Roll the meat into little balls and fry in a heavy-based ovenproof saucepan over medium heat until golden. Add the garlic, basil, tinned tomatoes, tomato puree, sugar, salt and pepper and Avontuur Cabernet Franc.

Bring to the boil, cook for 10 minutes or until just reduced.

Combine the cream cheese, Pecorino and cream together in a bowl. Set aside.

Preheat oven to 180C. Soak the lasagna sheets in boiling water for 3 minutes just until soft.  Line the base of an oven pan with 1 layer of lasagna sheets, top with half the chorizo mixture and another layer of lasagna sheets.  Spoon over half the cream cheese mixture and spread evenly. Top with another layer of lasagna sheets, spoon over remaining chorizo mixture followed by another lasagna layer and top of with the remaining cream cheese mixture and spread evenly.

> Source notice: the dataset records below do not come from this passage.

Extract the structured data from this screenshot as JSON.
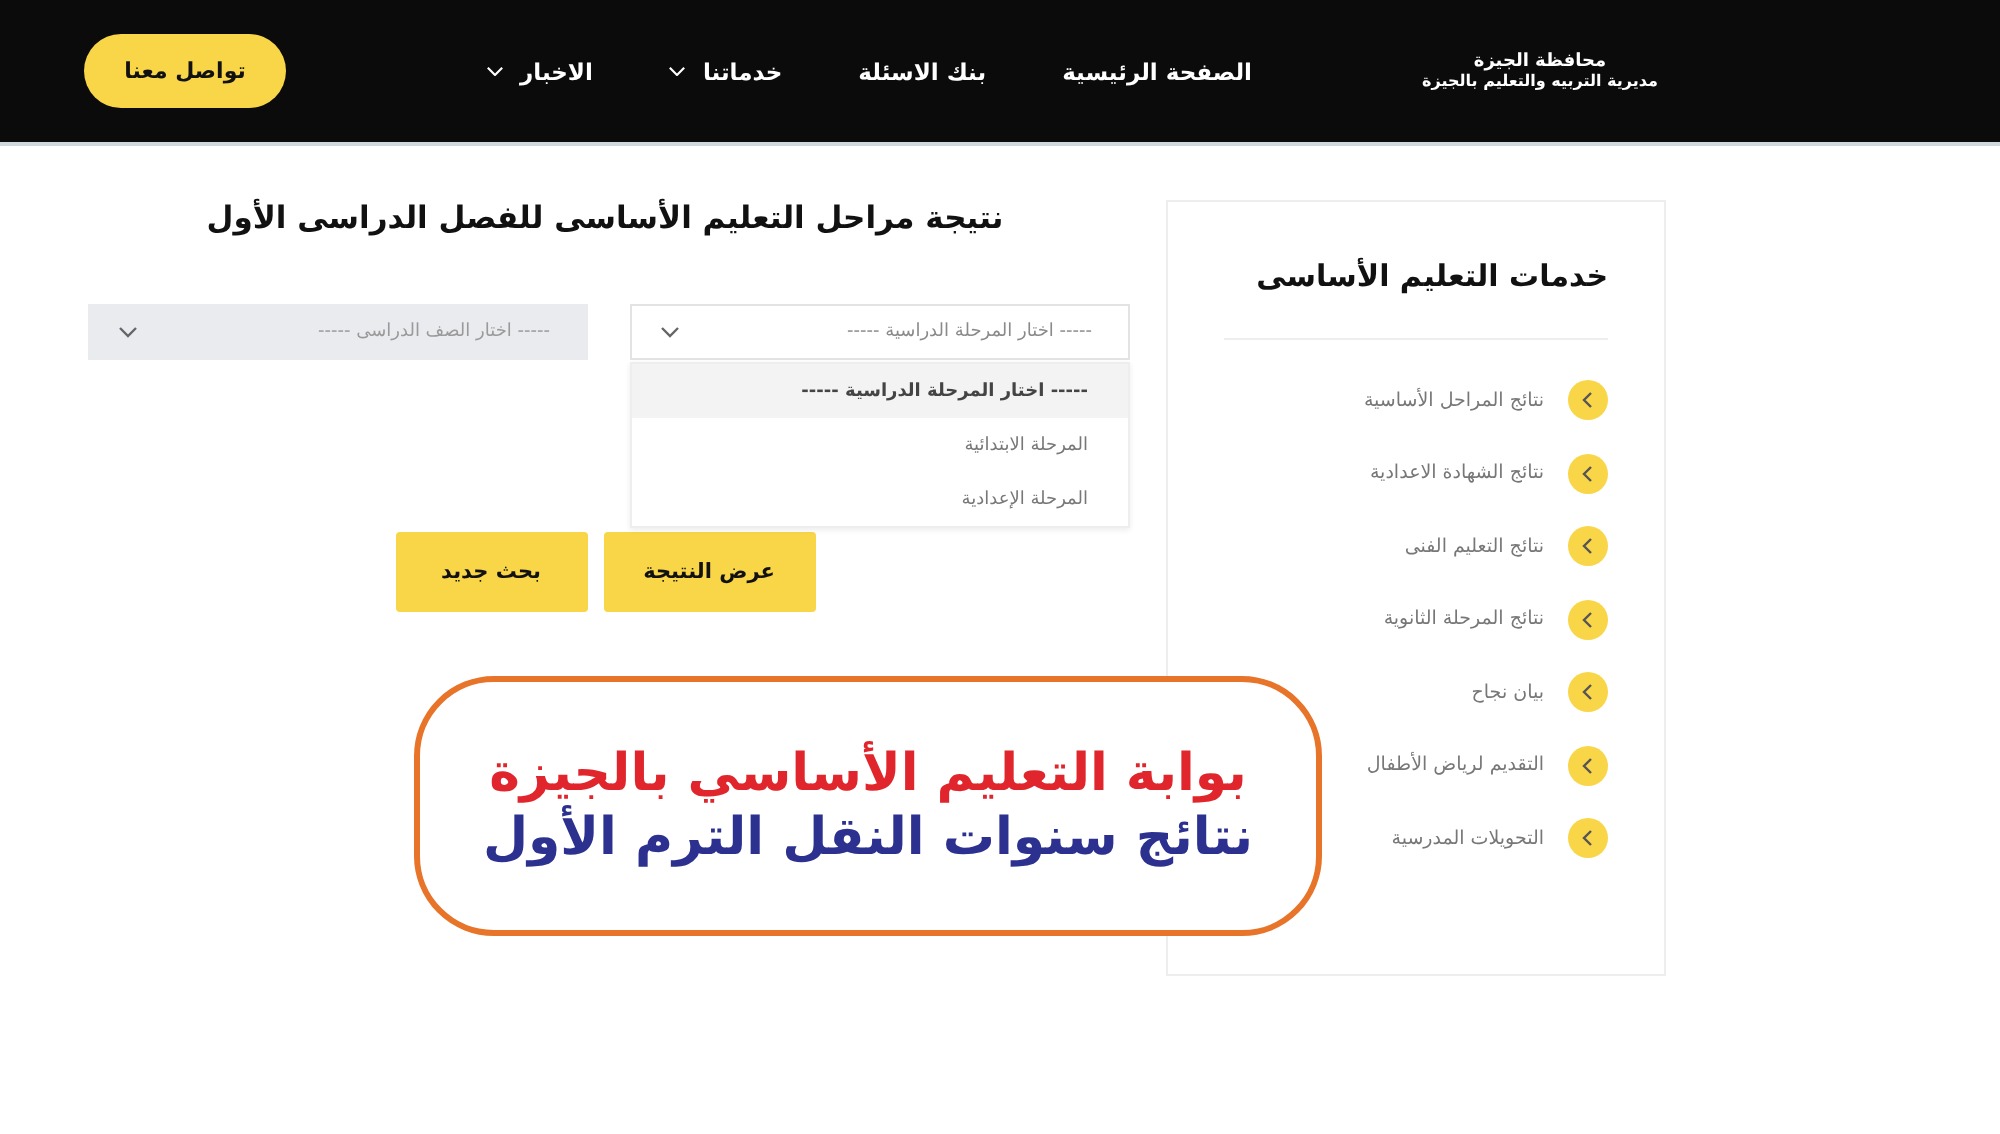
{
  "header": {
    "logo": {
      "line1": "محافظة الجيزة",
      "line2": "مديرية التربيه والتعليم بالجيزة"
    },
    "nav": [
      {
        "label": "الصفحة الرئيسية",
        "has_menu": false
      },
      {
        "label": "بنك الاسئلة",
        "has_menu": false
      },
      {
        "label": "خدماتنا",
        "has_menu": true
      },
      {
        "label": "الاخبار",
        "has_menu": true
      }
    ],
    "contact_button": "تواصل معنا"
  },
  "sidebar": {
    "title": "خدمات التعليم الأساسى",
    "items": [
      "نتائج المراحل الأساسية",
      "نتائج الشهادة الاعدادية",
      "نتائج التعليم الفنى",
      "نتائج المرحلة الثانوية",
      "بيان نجاح",
      "التقديم لرياض الأطفال",
      "التحويلات المدرسية"
    ]
  },
  "main": {
    "title": "نتيجة مراحل التعليم الأساسى للفصل الدراسى الأول",
    "selects": [
      {
        "value": "----- اختار المرحلة الدراسية -----",
        "disabled": false,
        "options": [
          {
            "label": "----- اختار المرحلة الدراسية -----",
            "selected": true
          },
          {
            "label": "المرحلة الابتدائية",
            "selected": false
          },
          {
            "label": "المرحلة الإعدادية",
            "selected": false
          }
        ]
      },
      {
        "value": "----- اختار الصف الدراسى -----",
        "disabled": true
      }
    ],
    "buttons": [
      "عرض النتيجة",
      "بحث جديد"
    ]
  },
  "overlay_banner": {
    "line1": "بوابة التعليم الأساسي بالجيزة",
    "line2": "نتائج سنوات النقل الترم الأول"
  }
}
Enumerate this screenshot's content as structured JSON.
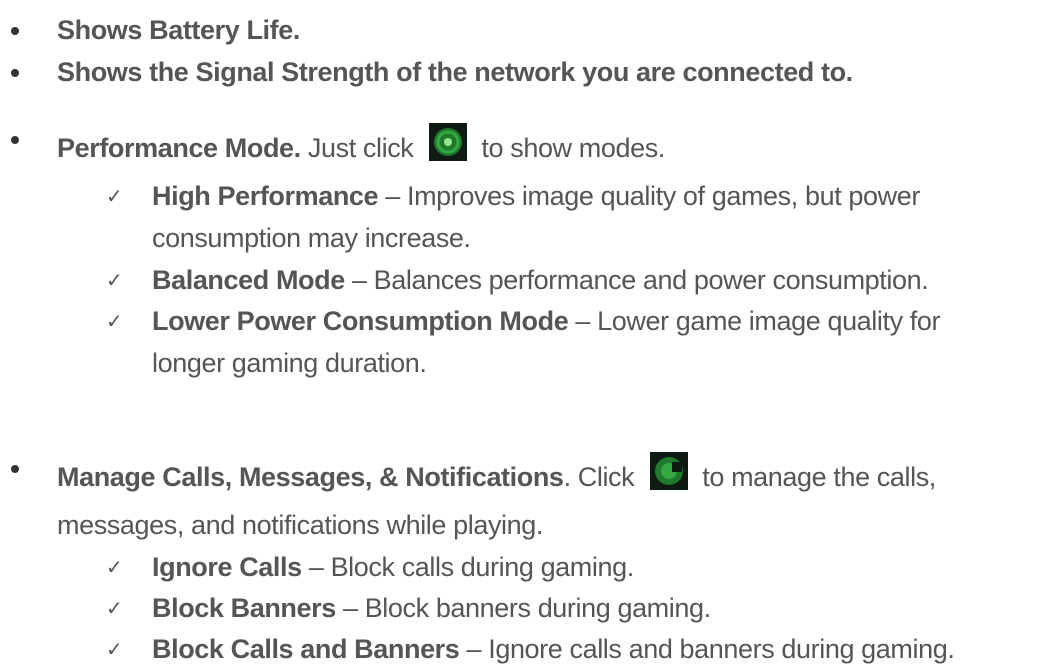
{
  "bullets": {
    "battery": "Shows Battery Life.",
    "signal": "Shows the Signal Strength of the network you are connected to.",
    "performance": {
      "title": "Performance Mode.",
      "text_before": " Just click",
      "icon": "razer-performance-icon",
      "text_after": "to show modes."
    },
    "calls": {
      "title": "Manage Calls, Messages, & Notifications",
      "text_before": ". Click",
      "icon": "razer-notifications-icon",
      "text_after": "to manage the calls,",
      "continuation": "messages, and notifications while playing."
    }
  },
  "performance_modes": [
    {
      "name": "High Performance",
      "desc": " – Improves image quality of games, but power",
      "desc2": "consumption may increase."
    },
    {
      "name": "Balanced Mode",
      "desc": " – Balances performance and power consumption."
    },
    {
      "name": "Lower Power Consumption Mode",
      "desc": " – Lower game image quality for",
      "desc2": "longer gaming duration."
    }
  ],
  "call_options": [
    {
      "name": "Ignore Calls",
      "desc": " – Block calls during gaming."
    },
    {
      "name": "Block Banners",
      "desc": " – Block banners during gaming."
    },
    {
      "name": "Block Calls and Banners",
      "desc": " – Ignore calls and banners during gaming."
    }
  ],
  "colors": {
    "text": "#555555",
    "icon_bg": "#0f1a12",
    "icon_accent": "#35a845"
  }
}
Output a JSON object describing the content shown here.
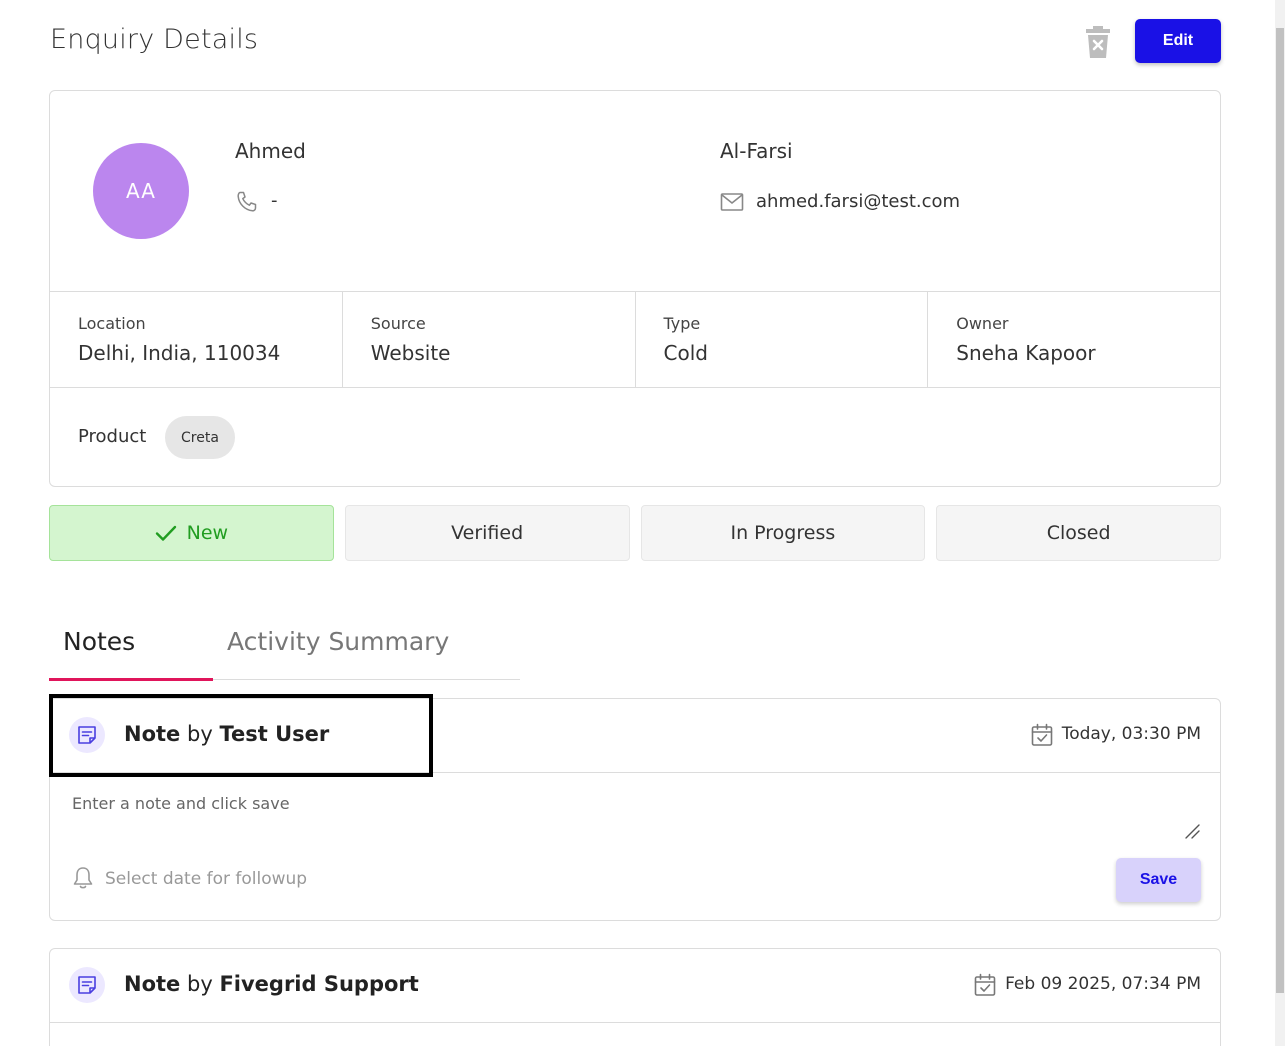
{
  "header": {
    "title": "Enquiry Details",
    "edit_label": "Edit",
    "delete_icon": "trash-icon"
  },
  "contact": {
    "initials": "AA",
    "avatar_color": "#bb86ee",
    "first_name": "Ahmed",
    "last_name": "Al-Farsi",
    "phone": "-",
    "email": "ahmed.farsi@test.com"
  },
  "details": [
    {
      "label": "Location",
      "value": "Delhi, India, 110034"
    },
    {
      "label": "Source",
      "value": "Website"
    },
    {
      "label": "Type",
      "value": "Cold"
    },
    {
      "label": "Owner",
      "value": "Sneha Kapoor"
    }
  ],
  "product": {
    "label": "Product",
    "chip": "Creta"
  },
  "statuses": [
    {
      "label": "New",
      "active": true
    },
    {
      "label": "Verified",
      "active": false
    },
    {
      "label": "In Progress",
      "active": false
    },
    {
      "label": "Closed",
      "active": false
    }
  ],
  "tabs": {
    "notes": "Notes",
    "activity": "Activity Summary",
    "accent": "#e0155b"
  },
  "notes": [
    {
      "prefix": "Note",
      "by": "by",
      "author": "Test User",
      "date": "Today, 03:30 PM",
      "placeholder": "Enter a note and click save",
      "followup": "Select date for followup",
      "save_label": "Save"
    },
    {
      "prefix": "Note",
      "by": "by",
      "author": "Fivegrid Support",
      "date": "Feb 09 2025, 07:34 PM"
    }
  ],
  "colors": {
    "primary": "#1a11e6",
    "success_bg": "#d4f5cf",
    "success_text": "#219d21"
  }
}
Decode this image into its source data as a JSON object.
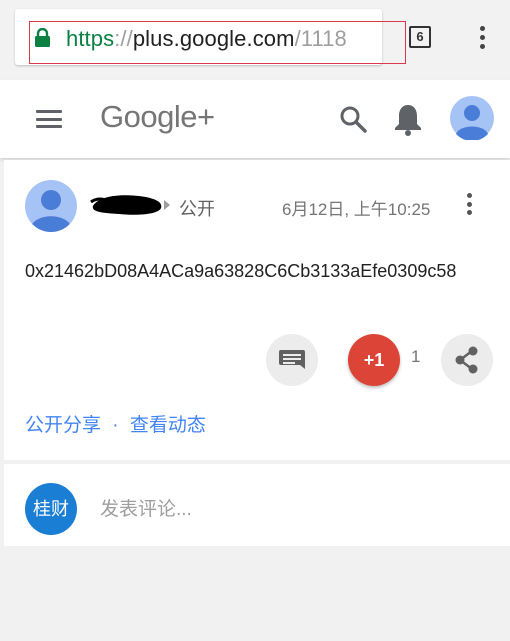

Sprinkle with the mozzarella, cook for 30 minutes or until golden and bubbly.

 

“Enjoy this wonderful comfort food with Avontuur Cabernet Franc.” Elmarie Berry of Elmarie Berry Good Food.

 

 

 

 

 

 

Butter chicken curry – Avontuur Estate Luna de Miel Chardonnay Reserve 2015

Elmarie Berry of Elmarie Berry Good Food explains why she paired the Avontuur Chardonnay with this dish: “I went for a winetasting at Avontuur and when I tasted their Chardonnay this recipe came to mind. The curry compliments the buttery Chardonnay so well, it is a match made in heaven. This is such an easy recipe and it is delicious.”

Ingredients:

  • 30 ml oil
  • 1 kg chicken fillet, cubed
  • 20 ml ginger and garlic paste
  • 5 ml turmeric
  • 1 onion
  • 50 g butter
  • 250ml Greek yogurt
  • 250 ml tomato puree
  • 10ml ground coriander
  • 10ml ground cumin
  • 10 ml ground fennel
  • 5 ml cayenne pepper
  • 250 ml cream
  • Fresh coriander

Method:

  1. Over medium heat, heat the oil and butter in a large non-stick pot.
  2. Mix together the ginger and garlic, turmeric, salt, chicken cubes and chopped onion; add to the pot and braise for 3-5 min. Take care not to break the chicken cubes.
  3. In a blender blend together, spices, tomato puree and yogurt. Pour the mixture over the chicken and simmer for 20 minutes. Pour in the cream and heat through.
  4. Serve this beautiful curry on basmati rice with fresh coriander.